僕は諦めてません。ダンジョンに入れない理由に疑問を持ったし、支援型のユニークスキルと言うだけで入れないのはおかしいよ。
一度試してみてダメな理由を考えたいと夜の実験が楽しみになった。そこでダリアさんの授業が最後の仕上げに入ります。


「それではアレシャス様、ステータスオープンと唱えて出しましょう」
「はい」


【ステータス】
〈名前〉アレシャス
〈レベル〉1
〈HP〉100〈MP〉500
〈STR〉10〈DEF〉10〈AGI〉10〈MND〉10
〈スキル〉剣術レベル2
〈ユニークスキル〉
・ダンジョン製作


「今見えているステータスは他人には見えません、どうですかアレシャス様?ちゃんと出現しましたか」


ダリアに頷いて返事をしましたけど、僕が声を出せなかったのには理由があるんだ。僕が出したステータス欄には、さっき教えてもらったモノ以外に記載されているモノがあり、これが世に言う転生者チートと言うモノだと瞬時に思ったよ。


〈ダンジョンボーナスポイント〉5
・所持ダンジョン数1
・モンスター出現率1
・モンスター覚醒率1
・???
・???
・???
・???
・???
etc


僕が特別なんだとしたら、もしかしたらダンジョンにも入れるんじゃないか。そう思えてならないので今夜は絶対に挑戦すると熱が入ったよ。
それを見て、ダリアさんはステータスを見ていると勘違いして、剣術でもスキルにあったのかと言い当ててきます。しっかりと訓練している証拠で、まじめですねと褒められ僕はテレちゃったよ。
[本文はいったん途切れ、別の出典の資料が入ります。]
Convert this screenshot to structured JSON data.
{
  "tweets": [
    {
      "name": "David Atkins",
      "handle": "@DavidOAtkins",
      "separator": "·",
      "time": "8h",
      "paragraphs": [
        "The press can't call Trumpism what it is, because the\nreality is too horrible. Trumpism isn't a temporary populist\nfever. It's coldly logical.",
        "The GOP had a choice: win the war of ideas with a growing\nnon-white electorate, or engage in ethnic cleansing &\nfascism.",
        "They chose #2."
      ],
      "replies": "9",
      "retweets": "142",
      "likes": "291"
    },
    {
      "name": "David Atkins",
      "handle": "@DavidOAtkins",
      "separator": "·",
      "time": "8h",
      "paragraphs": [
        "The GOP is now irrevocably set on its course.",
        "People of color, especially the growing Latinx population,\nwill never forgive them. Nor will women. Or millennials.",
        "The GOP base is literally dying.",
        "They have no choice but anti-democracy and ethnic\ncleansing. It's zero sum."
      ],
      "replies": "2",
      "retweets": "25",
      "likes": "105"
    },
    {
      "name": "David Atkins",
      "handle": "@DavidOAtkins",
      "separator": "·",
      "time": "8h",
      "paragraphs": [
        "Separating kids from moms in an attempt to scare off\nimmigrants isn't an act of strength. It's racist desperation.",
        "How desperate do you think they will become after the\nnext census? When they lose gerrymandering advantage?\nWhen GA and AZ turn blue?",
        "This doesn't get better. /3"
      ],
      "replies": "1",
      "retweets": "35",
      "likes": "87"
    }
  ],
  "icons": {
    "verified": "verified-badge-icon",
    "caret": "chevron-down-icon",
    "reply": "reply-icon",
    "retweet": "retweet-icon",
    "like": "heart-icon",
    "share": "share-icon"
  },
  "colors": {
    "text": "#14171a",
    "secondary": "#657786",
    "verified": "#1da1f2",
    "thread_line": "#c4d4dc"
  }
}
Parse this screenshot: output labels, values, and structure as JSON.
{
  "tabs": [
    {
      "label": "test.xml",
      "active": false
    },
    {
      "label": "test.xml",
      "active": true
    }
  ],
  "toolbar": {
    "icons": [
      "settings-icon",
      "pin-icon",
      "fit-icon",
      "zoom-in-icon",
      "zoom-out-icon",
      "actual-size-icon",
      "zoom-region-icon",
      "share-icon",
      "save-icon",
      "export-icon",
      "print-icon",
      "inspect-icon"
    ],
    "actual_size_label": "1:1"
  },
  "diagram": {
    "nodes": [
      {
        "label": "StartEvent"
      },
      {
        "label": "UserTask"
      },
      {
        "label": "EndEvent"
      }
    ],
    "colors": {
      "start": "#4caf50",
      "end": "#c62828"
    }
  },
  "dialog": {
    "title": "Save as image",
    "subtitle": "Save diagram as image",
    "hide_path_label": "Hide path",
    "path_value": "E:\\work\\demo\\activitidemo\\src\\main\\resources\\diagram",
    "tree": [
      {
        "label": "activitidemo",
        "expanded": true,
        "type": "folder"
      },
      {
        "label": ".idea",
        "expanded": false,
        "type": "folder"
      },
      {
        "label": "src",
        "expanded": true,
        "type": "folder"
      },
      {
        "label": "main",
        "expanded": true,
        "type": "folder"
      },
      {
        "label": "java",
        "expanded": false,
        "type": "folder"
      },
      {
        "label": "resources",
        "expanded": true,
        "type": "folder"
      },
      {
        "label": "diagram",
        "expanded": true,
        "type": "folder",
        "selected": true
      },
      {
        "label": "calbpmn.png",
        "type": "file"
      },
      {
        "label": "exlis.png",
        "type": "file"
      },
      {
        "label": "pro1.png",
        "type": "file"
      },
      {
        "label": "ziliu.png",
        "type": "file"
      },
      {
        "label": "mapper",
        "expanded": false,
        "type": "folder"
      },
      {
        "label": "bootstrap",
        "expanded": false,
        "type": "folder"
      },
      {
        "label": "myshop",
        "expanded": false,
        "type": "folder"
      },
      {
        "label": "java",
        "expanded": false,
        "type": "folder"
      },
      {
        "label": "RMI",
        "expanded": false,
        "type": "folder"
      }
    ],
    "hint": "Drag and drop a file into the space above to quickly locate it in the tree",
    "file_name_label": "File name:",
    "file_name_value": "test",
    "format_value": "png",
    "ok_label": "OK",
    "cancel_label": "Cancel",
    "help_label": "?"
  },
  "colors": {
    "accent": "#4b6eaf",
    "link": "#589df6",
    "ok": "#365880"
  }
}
「最後にもう一度言いますが、そのステータスはご自分の体のモノで、ダンジョンステータスとはまったく違うモノだとご理解くださいね」
「うん、それは分かってるよ、ありがとうダリア先生」


僕の身体とダンジョンは別、そう言いたいダリアさんだけど、最後の欄がある時点で僕自身にも何かあるのだと感じていた。これが成功すればやり込みがいのある問題として浮き上がり、僕は凄くやる気が出て来たよ。
夕食の時、つい嬉しくてリーナとナースナを名前で呼んでダリアさんの授業の話をしたんだ、返事は貰えなかったけどとても楽しい食事になったんだよ。